Bush seeks support from overseas

HANOI, Vietnam – Lobbying world leaders, President Bush sought China’s support yesterday for pressuring long-defiant North Korea to prove it is serious about dismantling its nuclear weapons program.

The United States and Russia also signed a key trade agreement – a major economic milestone paving the way for Russia’s entry into the World Trade Organization. Russia has been the largest economy outside the 149-member WTO, which sets the rules for global trade.

Bush talked about economic issues and North Korea with Chinese President Hu Jintao. The same subjects were on the agenda later in the day when Bush was to meet with Russian President Vladimir Putin.

“China is a very important nation and the United States believes strongly that by working together we can help solve problems such as North Korea and Iran,” Bush told Hu. Like North Korea, Iran also is suspected of pursuing nuclear weapons.

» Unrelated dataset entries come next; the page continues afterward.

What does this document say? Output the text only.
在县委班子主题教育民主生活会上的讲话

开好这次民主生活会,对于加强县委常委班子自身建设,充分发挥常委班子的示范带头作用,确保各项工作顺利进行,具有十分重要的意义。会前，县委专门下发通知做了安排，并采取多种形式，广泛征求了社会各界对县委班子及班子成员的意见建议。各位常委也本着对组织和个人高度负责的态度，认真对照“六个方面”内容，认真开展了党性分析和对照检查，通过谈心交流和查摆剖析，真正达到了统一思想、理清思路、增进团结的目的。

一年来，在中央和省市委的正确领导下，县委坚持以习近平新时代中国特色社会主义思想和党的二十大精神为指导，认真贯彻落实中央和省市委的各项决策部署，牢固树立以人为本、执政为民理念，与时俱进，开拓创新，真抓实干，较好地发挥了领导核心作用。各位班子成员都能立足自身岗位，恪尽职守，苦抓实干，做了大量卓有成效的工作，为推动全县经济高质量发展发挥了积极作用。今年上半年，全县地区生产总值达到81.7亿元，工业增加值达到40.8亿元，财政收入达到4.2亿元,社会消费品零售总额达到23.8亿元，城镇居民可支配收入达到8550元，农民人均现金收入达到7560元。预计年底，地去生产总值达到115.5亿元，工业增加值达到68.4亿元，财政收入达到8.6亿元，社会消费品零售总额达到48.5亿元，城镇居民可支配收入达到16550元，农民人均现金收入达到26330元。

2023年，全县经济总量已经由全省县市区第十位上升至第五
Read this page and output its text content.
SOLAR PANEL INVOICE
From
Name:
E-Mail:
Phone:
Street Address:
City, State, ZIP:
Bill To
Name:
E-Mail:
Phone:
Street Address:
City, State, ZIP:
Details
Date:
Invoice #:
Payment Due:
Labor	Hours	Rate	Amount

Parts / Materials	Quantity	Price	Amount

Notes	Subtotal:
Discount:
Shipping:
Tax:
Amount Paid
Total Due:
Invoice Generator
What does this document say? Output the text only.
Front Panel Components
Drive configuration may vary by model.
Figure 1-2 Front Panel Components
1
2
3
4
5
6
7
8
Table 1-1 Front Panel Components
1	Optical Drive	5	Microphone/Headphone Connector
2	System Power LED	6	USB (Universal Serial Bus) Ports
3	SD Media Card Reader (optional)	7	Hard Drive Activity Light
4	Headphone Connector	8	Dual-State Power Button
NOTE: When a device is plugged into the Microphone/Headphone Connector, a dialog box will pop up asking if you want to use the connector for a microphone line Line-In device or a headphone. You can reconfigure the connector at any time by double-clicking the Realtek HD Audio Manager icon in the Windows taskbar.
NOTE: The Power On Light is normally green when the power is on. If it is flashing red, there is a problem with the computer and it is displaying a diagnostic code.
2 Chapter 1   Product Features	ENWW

At a summit of Pacific Rim countries, Bush was consulting individually with leaders of the four other nations engaged with North Korea in nuclear disarmament talks, stalled for more than a year but now on the verge of resumption.

The 21 APEC leaders verbally called for North Korea to stop developing nuclear weapons. The group expressed strong concern about North Korea’s nuclear test in October, urged all nations to apply U.S. Security Council sanctions against Pyongyang and called on North Korea to return to the disarmament talks.

Talking with Hu, Bush gently addressed difficult trade disputes between Washington and Beijing. The U.S. trade deficit with China is on its way to easily surpassing last year’s $202 billion record.

“With as much commerce between our countries as there is, there’s going to be trade difficulties,” Bush said, “but nevertheless we both adopt a spirit of mutual respect and the desire to work through our problems for the common good of our peoples.”

Bush applauded Hu for trying to move China into becoming a “nation of consumers and not savers which will inure to the benefit of our manufacturers, both large and small, and our farmers as well.”

Hu, the host of their meeting, proudly told Bush that trade is expanding between the two countries, referring to reports from the United States showing U.S. exports to China up 35 percent in the first seven months of this year.

“I’m pleased to see real progress in China-U.S. relations since our meeting in St. Petersburg, (Russia) in July,” Hu said.

In this communist country, Bush made a pointed effort to encourage religious tolerance. He and his wife, Laura, attended services at Cua Bac Church, a concrete basilica built by the French more than a century ago.

Just ahead of Bush’s trip, the United States dropped Vietnam from a list of countries said to severely violate their people’s religious freedoms.

Bush said he was pleased to spend a “moment to converse with God. … We were touched by the simplicity and the beauty of the moment. We appreciate very much the congregation for allowing us to come and worship with them.”

“A whole society is a society which welcomes basic freedoms and there’s no more basic freedom than the freedom to worship as you see fit,” Bush said.